We migrated them to Hermes — our AI personal assistant platform, built to behave like a real virtual employee rather than a stateless chatbot. The move was deliberate and staged, so the team never lost access to the help they'd come to rely on.

The core of the new setup:

  • Persistent memory. Hermes remembers. Context from past conversations, decisions, and recurring tasks carries forward, so the team stops repeating themselves. The longer it runs, the more useful it gets.
  • A real SQL database and structured logs. Instead of an opaque black box, Hermes stores its state in a proper database, and every action is logged. That makes it stable, auditable, and debuggable.
  • A stable gateway. The timeout problems that plagued the OpenClaw setup were largely a gateway and architecture issue. Hermes runs behind a properly configured, health-checked gateway, so long-running tasks complete instead of dying halfway.
  • A library of prebuilt apps and skills. Hermes ships with a growing set of ready-made integrations and tools, so common jobs don't need to be built from scratch.
  • Docker-based security isolation. Hermes runs inside a Docker environment, sandboxed away from the rest of the company's systems. If something goes wrong, it's contained.

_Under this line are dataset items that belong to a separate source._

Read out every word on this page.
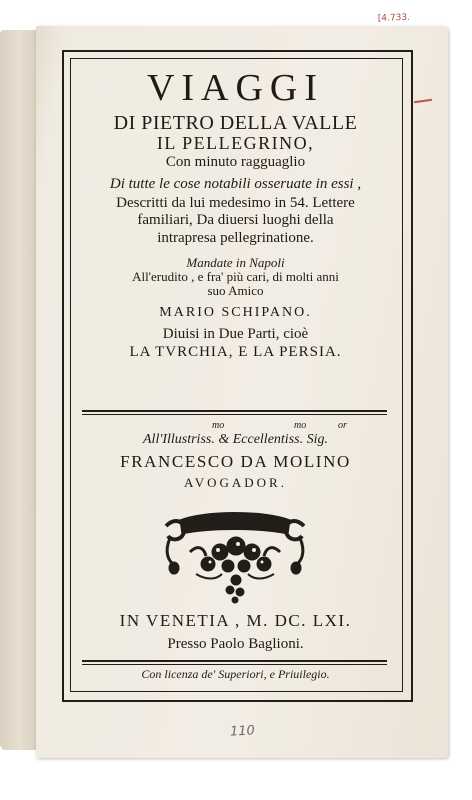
[4.733.
VIAGGI
DI PIETRO DELLA VALLE
IL PELLEGRINO,
Con minuto ragguaglio
Di tutte le cose notabili osseruate in essi ,
Descritti da lui medesimo in 54. Lettere
familiari, Da diuersi luoghi della
intrapresa pellegrinatione.
Mandate in Napoli
All'erudito , e fra' più cari, di molti anni
suo Amico
MARIO SCHIPANO.
Diuisi in Due Parti, cioè
LA TVRCHIA, E LA PERSIA.
mo	mo	or
All'Illustriss. & Eccellentiss. Sig.
FRANCESCO DA MOLINO
AVOGADOR.
IN VENETIA , M. DC. LXI.
Presso Paolo Baglioni.
Con licenza de' Superiori, e Priuilegio.
110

Why it gets better over time

The thing the team noticed first was that OpenClaw never improved. It was as clueless in month three as it was on day one.

Hermes is the opposite. Because it has memory and a database underneath it, every week of use compounds:

  • It learns the business's recurring questions and context.
  • It builds up a working knowledge of the team's projects and people.
  • We connect it to more tools and data sources as trust grows.

A standout example: we connected Hermes to the team's Obsidian vault through MCP (the Model Context Protocol). Now the assistant can read and reason over their own notes and knowledge base — and it keeps learning more about how the business actually works the more they write. Their documentation became something the assistant could use, not just somewhere notes went to die.

Security and operations — the honest version

We're upfront with clients about what they're getting, so here's the straight version.

  • Run it behind a private network (VPN). Hermes is powerful, which means access needs to be controlled. We configure a virtual private network so the team can connect to their assistant safely from anywhere — without exposing it to the open internet.
  • It's isolated by design. The Docker environment keeps Hermes sandboxed from the rest of the company's infrastructure. Blast radius stays small.
  • Everything is logged. Because actions go through a database and structured logs, unusual activity is visible rather than hidden.
  • It's still beta software, and it needs daily updates. Hermes is evolving fast. That's a strength — it improves constantly — but it means it needs updating regularly, effectively every day, to stay current and secure. We handle that maintenance as part of the service so the client doesn't have to think about it.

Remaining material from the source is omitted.